Glasgow Commonwealth Games 2014 criticised for striking deal with arms firm

Campaigners criticise 'totally unacceptable' arrangement with drone firm

The organisers of this summer’s Glasgow Commonwealth Games have been accused of signing a “totally unacceptable” deal with a major arms company to provide security for the £524m event.

Selex ES, an Anglo-Italian defence firm which manufactures weapon-targeting systems and supplies drones, has won the contract to provide surveillance cameras, security fencing and communications equipment for more than 20 venues, including the athletes’ village, for the Games.

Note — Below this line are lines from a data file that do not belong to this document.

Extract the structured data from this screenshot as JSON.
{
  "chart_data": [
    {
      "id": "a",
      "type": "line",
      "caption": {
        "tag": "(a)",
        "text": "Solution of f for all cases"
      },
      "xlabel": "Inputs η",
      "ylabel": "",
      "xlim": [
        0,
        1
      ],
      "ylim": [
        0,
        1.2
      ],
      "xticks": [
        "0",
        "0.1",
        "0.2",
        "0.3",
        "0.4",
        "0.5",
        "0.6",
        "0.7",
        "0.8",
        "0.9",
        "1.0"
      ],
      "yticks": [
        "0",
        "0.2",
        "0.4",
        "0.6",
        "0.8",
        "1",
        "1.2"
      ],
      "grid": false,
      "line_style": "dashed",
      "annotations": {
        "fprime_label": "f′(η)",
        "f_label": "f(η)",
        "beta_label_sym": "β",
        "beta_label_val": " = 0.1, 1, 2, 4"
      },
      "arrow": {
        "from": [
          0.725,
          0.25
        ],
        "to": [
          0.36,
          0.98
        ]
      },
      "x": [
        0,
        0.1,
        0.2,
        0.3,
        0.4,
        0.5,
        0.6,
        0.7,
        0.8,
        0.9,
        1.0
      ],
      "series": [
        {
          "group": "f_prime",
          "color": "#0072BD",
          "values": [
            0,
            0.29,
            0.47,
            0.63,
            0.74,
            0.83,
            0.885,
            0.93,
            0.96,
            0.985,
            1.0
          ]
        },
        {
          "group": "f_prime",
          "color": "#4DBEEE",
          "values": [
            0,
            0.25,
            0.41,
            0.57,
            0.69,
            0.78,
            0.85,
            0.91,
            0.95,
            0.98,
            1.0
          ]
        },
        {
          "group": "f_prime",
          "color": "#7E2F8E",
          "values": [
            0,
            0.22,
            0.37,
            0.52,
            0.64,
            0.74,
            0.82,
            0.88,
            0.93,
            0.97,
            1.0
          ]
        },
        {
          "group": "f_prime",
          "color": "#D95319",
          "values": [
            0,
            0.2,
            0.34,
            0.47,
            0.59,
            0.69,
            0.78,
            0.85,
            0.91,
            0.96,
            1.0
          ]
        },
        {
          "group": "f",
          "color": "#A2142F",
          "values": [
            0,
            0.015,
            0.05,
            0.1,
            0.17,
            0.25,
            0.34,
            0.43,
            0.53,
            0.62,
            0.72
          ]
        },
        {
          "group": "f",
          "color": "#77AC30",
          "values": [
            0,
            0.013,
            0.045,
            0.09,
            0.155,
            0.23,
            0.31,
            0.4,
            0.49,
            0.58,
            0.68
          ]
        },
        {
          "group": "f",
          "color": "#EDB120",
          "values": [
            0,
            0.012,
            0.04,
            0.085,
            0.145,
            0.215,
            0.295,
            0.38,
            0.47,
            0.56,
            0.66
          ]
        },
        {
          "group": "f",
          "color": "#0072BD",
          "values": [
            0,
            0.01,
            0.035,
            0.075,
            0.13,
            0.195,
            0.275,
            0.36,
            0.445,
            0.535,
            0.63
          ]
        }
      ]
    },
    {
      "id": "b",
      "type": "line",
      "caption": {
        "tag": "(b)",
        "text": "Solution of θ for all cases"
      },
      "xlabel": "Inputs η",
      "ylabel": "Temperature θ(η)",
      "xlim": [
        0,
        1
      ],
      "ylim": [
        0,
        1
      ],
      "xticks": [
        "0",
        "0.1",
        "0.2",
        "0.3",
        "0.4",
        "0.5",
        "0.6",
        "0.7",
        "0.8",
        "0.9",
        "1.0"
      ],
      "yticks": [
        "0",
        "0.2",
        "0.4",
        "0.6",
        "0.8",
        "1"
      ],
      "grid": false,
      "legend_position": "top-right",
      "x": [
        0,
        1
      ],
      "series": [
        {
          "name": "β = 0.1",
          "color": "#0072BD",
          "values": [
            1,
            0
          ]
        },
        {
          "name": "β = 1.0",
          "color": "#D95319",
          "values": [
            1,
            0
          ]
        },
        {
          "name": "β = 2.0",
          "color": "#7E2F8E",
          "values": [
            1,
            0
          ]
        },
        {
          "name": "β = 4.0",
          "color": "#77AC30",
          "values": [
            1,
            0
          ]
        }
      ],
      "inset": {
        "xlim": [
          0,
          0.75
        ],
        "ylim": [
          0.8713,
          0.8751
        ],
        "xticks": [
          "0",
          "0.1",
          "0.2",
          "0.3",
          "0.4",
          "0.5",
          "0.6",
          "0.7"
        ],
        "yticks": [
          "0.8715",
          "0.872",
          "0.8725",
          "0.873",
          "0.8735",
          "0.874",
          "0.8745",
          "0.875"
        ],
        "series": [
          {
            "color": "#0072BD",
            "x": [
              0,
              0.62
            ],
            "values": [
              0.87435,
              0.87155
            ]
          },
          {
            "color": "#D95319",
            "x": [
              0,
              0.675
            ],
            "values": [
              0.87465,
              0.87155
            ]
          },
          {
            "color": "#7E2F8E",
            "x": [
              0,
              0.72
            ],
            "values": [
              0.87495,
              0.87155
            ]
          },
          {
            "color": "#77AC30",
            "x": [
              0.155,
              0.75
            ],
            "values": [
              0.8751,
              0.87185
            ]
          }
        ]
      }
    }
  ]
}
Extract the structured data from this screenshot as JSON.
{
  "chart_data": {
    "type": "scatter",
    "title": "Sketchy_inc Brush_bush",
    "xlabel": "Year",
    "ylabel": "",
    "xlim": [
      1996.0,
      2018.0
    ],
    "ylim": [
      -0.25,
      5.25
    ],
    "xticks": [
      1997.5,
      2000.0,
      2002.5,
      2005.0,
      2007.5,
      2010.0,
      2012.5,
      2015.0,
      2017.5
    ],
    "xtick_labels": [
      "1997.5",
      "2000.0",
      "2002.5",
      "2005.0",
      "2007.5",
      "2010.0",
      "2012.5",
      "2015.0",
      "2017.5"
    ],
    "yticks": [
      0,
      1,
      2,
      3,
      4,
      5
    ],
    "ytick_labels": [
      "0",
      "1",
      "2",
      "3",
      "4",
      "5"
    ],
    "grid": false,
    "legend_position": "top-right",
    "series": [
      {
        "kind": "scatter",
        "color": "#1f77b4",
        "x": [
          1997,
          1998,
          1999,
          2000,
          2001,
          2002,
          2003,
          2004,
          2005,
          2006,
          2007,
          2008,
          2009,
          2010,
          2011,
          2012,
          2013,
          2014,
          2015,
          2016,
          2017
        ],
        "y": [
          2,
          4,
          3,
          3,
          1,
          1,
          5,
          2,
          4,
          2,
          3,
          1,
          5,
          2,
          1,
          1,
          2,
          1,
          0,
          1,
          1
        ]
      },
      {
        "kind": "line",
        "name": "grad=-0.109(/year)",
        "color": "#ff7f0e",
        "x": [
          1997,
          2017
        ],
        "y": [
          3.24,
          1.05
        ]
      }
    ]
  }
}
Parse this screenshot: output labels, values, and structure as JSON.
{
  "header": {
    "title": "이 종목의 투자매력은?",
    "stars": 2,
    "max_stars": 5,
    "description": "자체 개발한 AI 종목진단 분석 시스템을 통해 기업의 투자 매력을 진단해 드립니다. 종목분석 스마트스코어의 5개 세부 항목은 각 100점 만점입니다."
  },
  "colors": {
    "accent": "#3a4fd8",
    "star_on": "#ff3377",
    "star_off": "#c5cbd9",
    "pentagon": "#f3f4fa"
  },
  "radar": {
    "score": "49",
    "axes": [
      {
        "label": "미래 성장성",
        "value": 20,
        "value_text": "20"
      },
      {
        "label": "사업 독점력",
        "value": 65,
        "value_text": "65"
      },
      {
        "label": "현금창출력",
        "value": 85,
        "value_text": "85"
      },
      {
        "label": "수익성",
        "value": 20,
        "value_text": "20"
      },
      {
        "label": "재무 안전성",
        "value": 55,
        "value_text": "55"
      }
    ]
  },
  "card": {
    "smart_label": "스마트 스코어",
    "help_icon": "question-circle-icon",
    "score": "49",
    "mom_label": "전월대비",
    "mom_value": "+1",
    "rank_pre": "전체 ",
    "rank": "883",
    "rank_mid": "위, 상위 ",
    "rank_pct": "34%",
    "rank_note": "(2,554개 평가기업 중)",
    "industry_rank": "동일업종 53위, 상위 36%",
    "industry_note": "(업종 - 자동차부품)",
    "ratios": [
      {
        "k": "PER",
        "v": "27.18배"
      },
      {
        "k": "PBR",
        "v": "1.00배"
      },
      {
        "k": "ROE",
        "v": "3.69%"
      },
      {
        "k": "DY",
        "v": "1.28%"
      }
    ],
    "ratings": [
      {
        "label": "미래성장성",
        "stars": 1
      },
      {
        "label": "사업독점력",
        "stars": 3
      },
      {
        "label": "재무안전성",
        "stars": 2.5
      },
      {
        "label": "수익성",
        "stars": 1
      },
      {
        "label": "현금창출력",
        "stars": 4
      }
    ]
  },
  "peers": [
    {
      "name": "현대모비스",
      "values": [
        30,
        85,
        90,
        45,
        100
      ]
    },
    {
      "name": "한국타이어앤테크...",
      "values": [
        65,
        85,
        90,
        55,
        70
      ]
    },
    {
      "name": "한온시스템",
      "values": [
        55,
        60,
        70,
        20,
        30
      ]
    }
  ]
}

The company, which is owned by the Italian conglomerate Finmeccanica, the world’s ninth-largest arms firm, is a significant employer in Britain, with 2,000 staff in Scotland and manufacturing bases from Bristol to York. Its clients include governments with poor human rights records including Saudi Arabia, Bahrain, Pakistan and the United Arab Emirates.

Anti-arms trade campaigners said the involvement of Selex ES in a major sporting event was immoral and part of a pattern of defence companies that sell to repressive regimes seeking “legitimacy” by involvement with high-profile events.

The company, which also supplies radar technology for drones used by Israel, is also a sponsor of this month’s Edinburgh International Science Festival. Finmeccanica ended its sponsorship of the National Gallery a year early in 2012, after criticism that the gallery was being used to host arms trade-related functions.

Andrew Smith, of Campaign Against Arms Trade, said: “This is the latest example of arms companies using public events to try to give themselves legitimacy. Selex is a totally unacceptable partner for any family or educational events, whether it is the Commonwealth Games or the Edinburgh Science Festival. Their weapons have been supplied to strengthen dictatorships across the world.”

Dr Stuart Parkinson, executive director of Scientists for Global Responsibility, said: “Companies such as Selex are trying to get their names recognised in society for positive things and thus deflecting some of the criticism that is aimed at them.”

The organising committee of the Glasgow Games describes Selex ES as its “official protective perimeter security provider” as well as a member of the event’s “sponsor family” and an “official supporter”. Its installations, funded from a £90m security budget, are due for completion by early July ahead of the start of the Games on 23 July.

The technology company, which has a base in Edinburgh, specialises in state-of-the-art electronics and sells its missile and weapon control systems around the world.

It recently sold dual-use radar technology to Bahrain, which has been strongly criticised for its human rights record. The company’s regional marketing manager said earlier this year that Bahrain has “requirements for sophisticated defence-electronic equipment that we are perfectly positioned to meet”.

The company has put particular emphasis on its expertise in the field of drones and has sold its Falco surveillance drone to Pakistan and Saudi Arabia. In publicity material, Selex ES says it is “working to position itself as one of the main players in the fast-evolving and growing market” for unmanned aircraft.

The company has also supplied surveillance radar for the Hermes 450, an armed drone used by the Israeli military.

A spokesman for Selex said they “reject the allegation that it strengthens dictatorial regimes”, adding that the company supports the Government’s approach to export sales and “will not sell its systems and technology to customers that do not meet these right and proper criteria”.

A spokeswoman for Glasgow 2014 said: “Selex ES has a strong record of supporting the security needs of large events ... Their expertise will support the delivery of a safe and secure Games in Scotland.”